When is it the right time to start De-Prescribing for your patients?
There is no doubt that as people get older, they get more health problems.
Even so, taking too many medicines can magnify health problems for some people, particularly through drug interactions and adverse side effects.
Polypharmacy is a real problem for many elderly people and typically, it becomes a challenge if they take a combination of medicines such as antidiabetic drugs, opioids, antipsychotics, hypnotics, diuretics, and antihypertensive medicines – all of which have a higher risk of fall and injury from hypoglycaemic, CNS and hypotensive adverse effects, respectively.
Consequently, there is a higher risk (50%) of morbidity and mortality in the next 12 months following a fall and or injury for many patients.
Are your patients taking too many medicines?
Whilst Chronic disease management often requires multiple drug therapy, it is essential to re-evaluate a patient’s management as many physiological and pharmacological parameters change with ageing. This may include some (or all) of the following;
- The Central nervous system becomes more sensitive to drug effects
- Drugs are stored longer in the body due to less muscle tissue and more body fat.

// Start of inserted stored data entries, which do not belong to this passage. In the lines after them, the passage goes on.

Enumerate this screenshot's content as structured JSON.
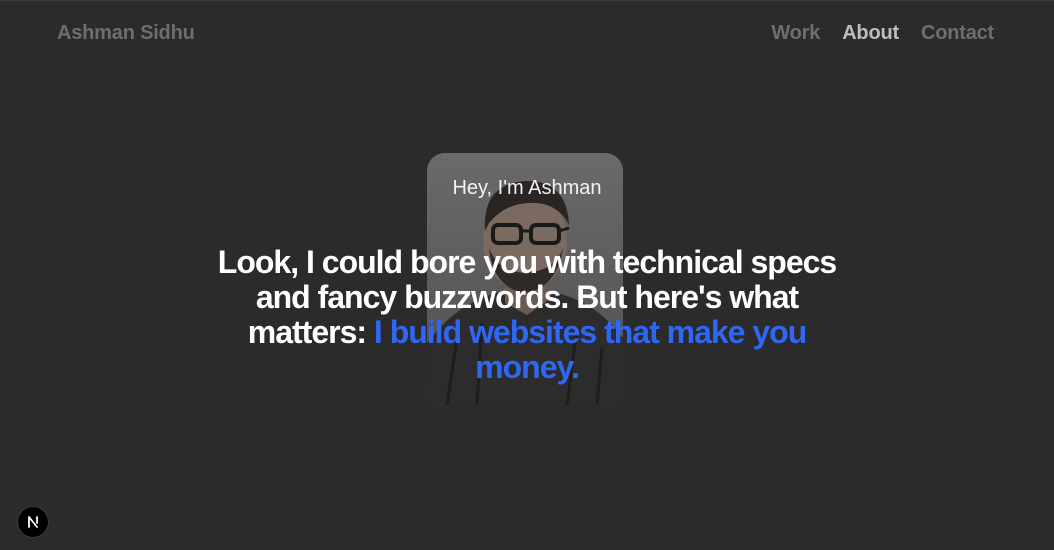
{
  "header": {
    "brand": "Ashman Sidhu",
    "nav": [
      {
        "label": "Work",
        "active": false
      },
      {
        "label": "About",
        "active": true
      },
      {
        "label": "Contact",
        "active": false
      }
    ]
  },
  "hero": {
    "greeting": "Hey, I'm Ashman",
    "headline_plain": "Look, I could bore you with technical specs and fancy buzzwords. But here's what matters:",
    "headline_highlight": "I build websites that make you money.",
    "portrait_icon": "person-photo"
  },
  "footer": {
    "dev_badge_icon": "nextjs-icon"
  },
  "colors": {
    "background": "#2b2b2b",
    "highlight": "#2f66f2",
    "nav_muted": "#6e6e6e",
    "nav_active": "#bdbdbd"
  }
}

- Hepatic and renal elimination may change dramatically.
- Dehydration may increase plasma levels of many medicines
Importantly, the addition of more drugs to the patient’s medication regimen may initiate the prescribing cascade – a process where adverse drug side effects are misdiagnosed as symptoms of another disease resulting in the accumulation of more medicines in the drug regimen.
Consider the following link;
Furthermore, whilst some drugs were necessary for many patients in their younger or middle years (<65 yrs), long term therapy of the same medicines may not be appropriate for your patients in their twilight years (>80yrs).
The Beers Criteria is a valuable resource that lists many of the drugs that elderly people become very sensitive to with ageing.
Consider also the following link;
Please read below for a real life example of a serious health problem that occurred with Mrs E who was taking Meloxicam (long acting NSAID) – a drug which is not recommend by the Beers Criteria for elderly people
Mrs E takes Metformin for diabetes, Ramipril for blood pressure and kidneys, frusemide for too much fluid in legs, and meloxicam (a NSAID drug) every now and then for osteoarthritic pain. Mrs E was taking meloxicam more often during winter because the pain had become much worse. As a result, she developed acute kidney failure due to triple whammy effect (↓) on capillary blood flow in the kidneys caused by phamacodynamic interaction between Ramipril, Frusemide, and Meloxicam .
Recommendation: De-prescribe meloxicam for Mrs E.
The National Institute of Diabetes and Digestive and Kidney Diseases, National Institutes of Health
from the U.S. Department of Health and Human Services provides a very good animation of the mechanisms involved in the “Triple Whammy effect” with these drugs.
Even though multiple drug therapy is very confusing for patients and health professionals alike, there are ways to work through the medicine maze of potential adverse effects that comes with Polypharmacy – The Home Medicines Review can assist you and your patients with therapeutic options by providing another medication management perspective.
In this way, the De-Prescribing of some medicines can be reached using a collaborative approach which focuses primary on the well-being of the patient.